PTUN Batalkan Penangguhan UMP Jakarta
Berita

PTUN Batalkan Penangguhan UMP Jakarta

Serikat Pekerja mengapresiasi putusan PTUN Jakarta. Disnakertrans akan ajukan banding.

Oleh:
ADY/ANT
Bacaan 2 Menit
PTUN Batalkan Penangguhan UMP Jakarta
Hukumonline

Pengadilan Tata Usaha Negara (PTUN) Jakarta membatalkan surat keputusan Gubernur DKI Jakarta tentang penangguhan upah minimum provinsi kepada sejumlah perusahaan. Majelis hakim beranggotakan Husman, I Nyoman Harnanta dan Elizabeth memutuskan Surat Keputusan (SK) penundaan upah tidak sah dan meminta Gubernur DKI Jakarta untuk mencabutnya.

Putusan majelis pada Kamis (07/11) lalu itu merupakan jawaban majelis hakim atas gugatan yang diajukan sejumlah buruh yang merasa dirugikan akibat berlakunya SK penangguhan UMP sebesar Rp2,2 juta di DKI Jakata. Maruli Tua Rajagukguk, pengacara publik yang mendampingi buruh menjelaskan SK Gubernur bertentangan dengan peraturan yang lebih tinggi.

“Terbukti menabrak peraturan perundang-undangan seperti Kepmenakertrans No. 231 Tahun 20013 tentang Tata Cara Penangguhan Upah Minimum dan Pergub No. 42 Tahun 2007 tentang Tata Cara Penangguhan Pelaksanaan UMP,” katanya dalam jumpa pers di kantor LBH Jakarta, Jumat (8/11).

Kalangan Serikat Pekerja (SP) menyambut baik putusan PTUN Jakarta. Sebaliknya, Pemprov DKI Jakarta memutuskan menempuh upaya hukum berikutnya. Kepala Dinas Tenaga Kerja dan Transmigrasi DKI Jakarta, Priyono, memastikan Pemprov banding. Proses bandingnya diurus langsung Biro Hukum Pemprov DKI Jakarta. “Kami menunggu sampai ada putusan yang mengikat,” tegasnya.

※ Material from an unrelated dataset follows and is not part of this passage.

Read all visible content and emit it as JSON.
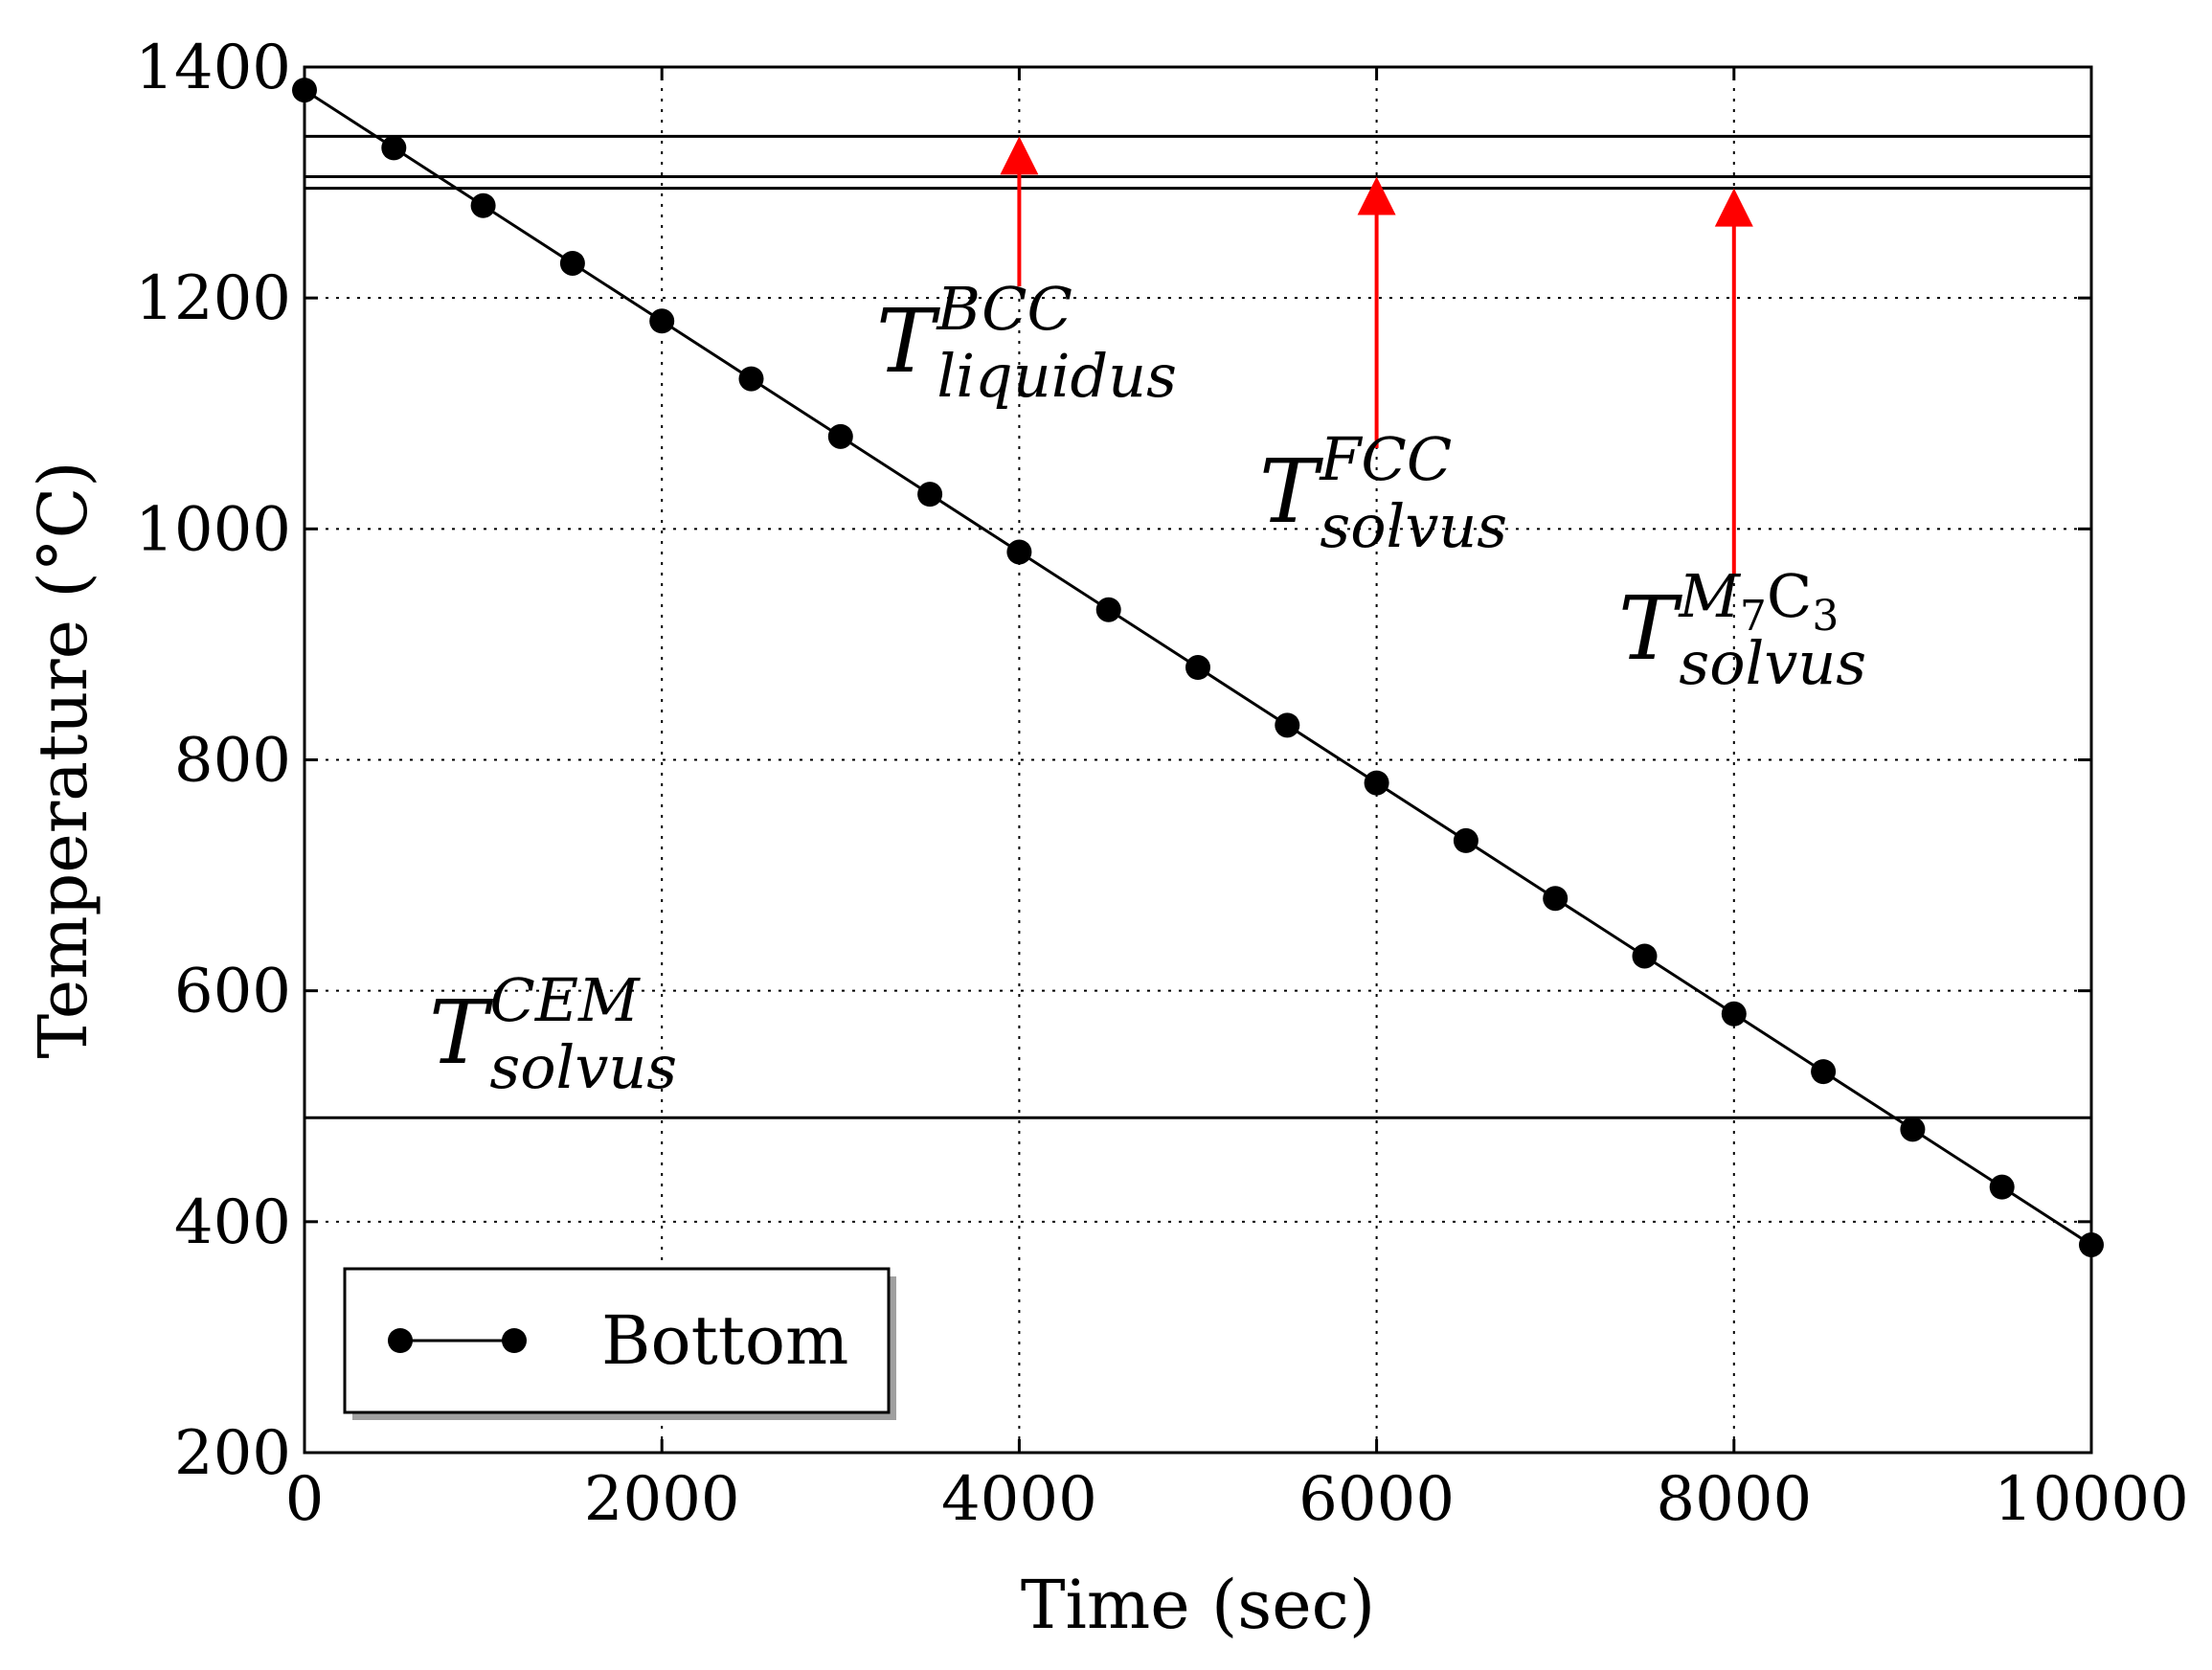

Sebaliknya, kalangan buruh menyambut positif putusan hakim. Ketua DPP Serikat Pekerja Nasional (SPN) Jakarta, Ramidi, mengatakan ada persoalan dalam proses pemberian izin penangguhan UMP 2013. Awalnya, keluhan itu sudah disampaikan serikat pekerja kepada Dinas Tenaga Kerja dan Dewan Pengupahan DKI Jakarta. Namun, pengaduan yang dilakukan serikat pekerja itu tidak mendapat tanggapan yang memuaskan. “Pengusaha menyodorkan bukti bahwa pekerja setuju dengan penangguhan, padahal itu terjadi karena dilakukan lewat intimidasi terhadap pekerja dengan ancaman pemecatan,” kata Ramidi.

Persyaratan administratif lain yang tidak dipenuhi pengusaha untuk mendapat izin penangguhan UMP menurut Ramidi adalah hasil audit akuntan publik. Audit itu diperlukan guna membuktikan bahwa perusahaan yang bersangkutan mengalami kerugian dua tahun berturut-turut sehingga tidak mampu membayar UMP. Namun, Ramidi melihat yang dilampirkan perusahaan bukan hasil audit akuntan pulik tapi prediksi laba-rugi dua tahun ke depan.

Ramidi mengingatkan agar ke depan Pemda DKI Jakarta harus mengetahui bagaimana kondisi yang sebenarnya terjadi di perusahaan. “Pemerintah harus menyambangi perusahaan untuk mencari tahu apakah perusahaan itu mengalami kerugian sehingga tidak mampu membayar UMP,” ujarnya.